I was born and raised in Italy and every time I’m there I bump into new wines. Here some of my newest discoveries – from Trentino Alto Adige to Puglia:
-Lagrein: this red grape is grown in the Trentino Alto Adige region, around the city of Bolzano. It’s related to Syrah and comes from a natural cross between Teroldego and another indigenous grape variety of the area.

It gives a deep purple wine with aromas of blackberry and blueberry. I have tried a very juicy version made by Alois Lageder, an historical producer located in Magrè, Alto Adige. This 6th generation family-operated winery is known for its sustainable and biodynamic farming.
-Ansonica: I have discovered this grape while dining on a beautiful terrace at Isola d’Elba. I have asked the server of Koala restaurant a wine to pair with my fish dish and he offered this bottle of Elba Ansonica.
Ansonica is a white variety that grows both on Isola d’Elba and on anther Italian island: Sicily. Here it takes the name of Inzolia. Funny enough, the first time I drank a wine made with Inzolia grape I was not in Sicily but in Valle de Guadalupe, Mexico, where this wine is produced by the Sicilian Paolo Paoloni at his Montefiori estate.
Ansonica/Inzolia grape is low in acidy, has a decent body with aromas of white flowers and tropical fruits.
-Bombino bianco: I came across this wine during an event in Rimini. The name of the DOC is very funny: Romagna Pagadebit (pay debts). In fact, this grape is so prolific that it was used to pay debts in the past. This wine is very entry level, like a table wine. Has a bright acidity and a green aroma profile.
Emilia Romagna has dozens of grape varieties and wine styles. If you are interested in knowing more about one the richest culinary region of Italy don’t miss the “Emilia Romagna Food and Wine Masterclass” on July 20th promoted by our friends of Balsamico Italian Kitchen in San Diego.

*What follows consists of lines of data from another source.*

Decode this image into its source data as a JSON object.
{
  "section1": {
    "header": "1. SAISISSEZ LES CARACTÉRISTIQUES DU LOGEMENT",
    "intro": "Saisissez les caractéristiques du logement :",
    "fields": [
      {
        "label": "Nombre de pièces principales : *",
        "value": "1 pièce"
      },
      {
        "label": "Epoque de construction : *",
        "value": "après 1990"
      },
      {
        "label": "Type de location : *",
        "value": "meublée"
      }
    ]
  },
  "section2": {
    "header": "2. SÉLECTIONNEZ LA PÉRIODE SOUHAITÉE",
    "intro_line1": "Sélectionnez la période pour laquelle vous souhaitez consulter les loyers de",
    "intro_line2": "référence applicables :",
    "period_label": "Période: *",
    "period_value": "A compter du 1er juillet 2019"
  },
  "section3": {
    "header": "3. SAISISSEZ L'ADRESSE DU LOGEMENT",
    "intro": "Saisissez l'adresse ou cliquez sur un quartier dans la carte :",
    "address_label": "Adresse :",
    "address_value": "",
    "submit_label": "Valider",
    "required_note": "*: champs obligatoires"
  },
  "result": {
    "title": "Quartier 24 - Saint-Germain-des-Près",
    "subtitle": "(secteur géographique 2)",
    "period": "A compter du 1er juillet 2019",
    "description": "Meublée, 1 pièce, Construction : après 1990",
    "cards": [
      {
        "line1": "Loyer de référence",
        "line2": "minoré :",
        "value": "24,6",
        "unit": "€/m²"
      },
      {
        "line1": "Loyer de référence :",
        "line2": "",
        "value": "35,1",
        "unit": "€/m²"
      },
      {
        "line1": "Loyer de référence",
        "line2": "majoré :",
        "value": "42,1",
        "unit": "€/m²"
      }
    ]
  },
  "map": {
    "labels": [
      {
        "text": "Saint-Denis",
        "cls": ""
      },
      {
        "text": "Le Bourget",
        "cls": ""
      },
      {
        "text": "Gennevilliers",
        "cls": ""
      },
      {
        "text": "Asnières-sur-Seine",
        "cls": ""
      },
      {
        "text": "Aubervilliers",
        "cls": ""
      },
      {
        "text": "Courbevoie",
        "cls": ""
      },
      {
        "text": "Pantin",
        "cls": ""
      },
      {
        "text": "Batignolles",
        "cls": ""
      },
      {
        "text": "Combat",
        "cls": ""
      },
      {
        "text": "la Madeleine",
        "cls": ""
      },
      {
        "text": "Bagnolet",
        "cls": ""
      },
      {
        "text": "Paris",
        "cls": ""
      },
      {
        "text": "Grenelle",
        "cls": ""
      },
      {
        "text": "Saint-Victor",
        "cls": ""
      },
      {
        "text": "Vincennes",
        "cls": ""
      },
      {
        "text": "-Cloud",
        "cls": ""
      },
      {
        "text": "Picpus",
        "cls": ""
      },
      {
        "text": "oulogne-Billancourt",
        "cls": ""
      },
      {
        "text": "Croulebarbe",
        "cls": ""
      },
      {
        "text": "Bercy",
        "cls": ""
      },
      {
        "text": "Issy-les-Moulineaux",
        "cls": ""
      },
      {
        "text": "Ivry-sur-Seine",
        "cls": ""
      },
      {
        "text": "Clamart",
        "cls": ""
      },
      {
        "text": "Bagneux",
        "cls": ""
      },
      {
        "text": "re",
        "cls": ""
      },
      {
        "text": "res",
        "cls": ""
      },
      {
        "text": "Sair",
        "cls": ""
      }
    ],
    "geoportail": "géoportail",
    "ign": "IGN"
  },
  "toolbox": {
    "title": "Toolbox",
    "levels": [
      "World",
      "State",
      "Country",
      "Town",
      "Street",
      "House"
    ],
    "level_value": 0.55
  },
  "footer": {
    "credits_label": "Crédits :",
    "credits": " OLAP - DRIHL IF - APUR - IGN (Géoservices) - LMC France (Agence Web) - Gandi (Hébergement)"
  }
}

-Susumaniello: native red grape from the province of Brindisi, Puglia, Susumaniello produces full body and high alcohol wines with structured tannins and intense fruit forward aromas. In the past, it was only used for blends. Now producers have rediscovered it and they have started making single variety red and rose’ wines with it.

I tasted my first Susumaniello rose’ at the Gambero Rosso tasting in Los Angeles last year and this wine, a 2022 produced by the 100 year old family estate Varvaglione, received Tre Bicchieri in the 2024 Gambero Rosso Italian Wine Guide. This wine is very pleasant with floral and pomegranate notes. I can’t wait for my next trip to Sicily to taste it on the territory!